Background and purpose: Open simple prostatectomy has been considered the treatment of choice for symptomatic benign prostatic hyperplasia (BPH) of large prostates because traditional endoscopic techniques have not proven either effective or feasible. We present our experience with holmium laser enucleation of the prostate (HoLEP) for glands >175 cc.
Methods: An Institutional Review Board approved prospective database has been maintained since January 1999 for all HoLEP procedures. The database was reviewed retrospectively for patients who underwent HoLEP for BPH with a preoperative transrectal ultrasonography (TRUS) volume of >175 cc.
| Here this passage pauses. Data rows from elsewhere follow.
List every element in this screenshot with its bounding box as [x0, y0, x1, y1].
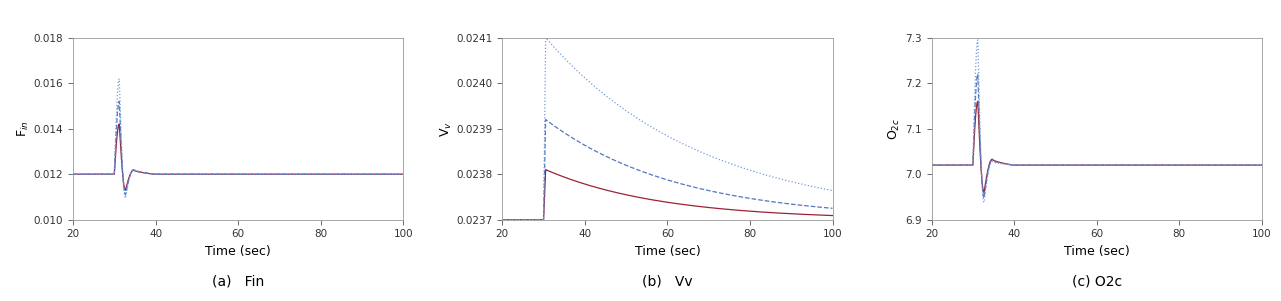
- Text: (a)   Fin: (a) Fin: [211, 275, 264, 288]
- X-axis label: Time (sec): Time (sec): [634, 245, 701, 258]
- Y-axis label: V$_v$: V$_v$: [438, 121, 453, 137]
- Y-axis label: O$_{2c}$: O$_{2c}$: [888, 118, 902, 140]
- Y-axis label: F$_{in}$: F$_{in}$: [15, 120, 31, 137]
- Text: (b)   Vv: (b) Vv: [642, 275, 693, 288]
- X-axis label: Time (sec): Time (sec): [205, 245, 272, 258]
- X-axis label: Time (sec): Time (sec): [1063, 245, 1130, 258]
- Text: (c) O2c: (c) O2c: [1072, 275, 1122, 288]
Results: From January 1999 to November 2008, we identified 57 patients with a mean pretreatment TRUS volume of 217.8 cc (range 175-391 cc). Preoperative retention was present in 30 patients. Preoperative mean prostate-specific antigen level was 14.6 ng/mL, mean American Urological Association (AUA) symptom index was 19.0, and mean peak flow (Qmax) was 8.2 mL/sec. Mean hospital stay was 26 hours, and postoperative catheterization was 18.5 hours (range 6-96 hrs). All patients were able to void after catheter removal. Mean enucleated tissue weight was 176.4 g (range 48-532.2 g). At 6-month follow-up, AUA symptom index was 6.5, mean PSA level was 0.78 ng/mL, and Qmax was 18.5. During the follow-up period, no patient needed catheterization or had persistent incontinence.
Conclusions: Even in the large prostate gland, HoLEP provides a satisfactory outcome with low morbidity. HoLEP is the only endoscopic technique that allows for tissue removal comparable to that of open prostatectomy for such patients.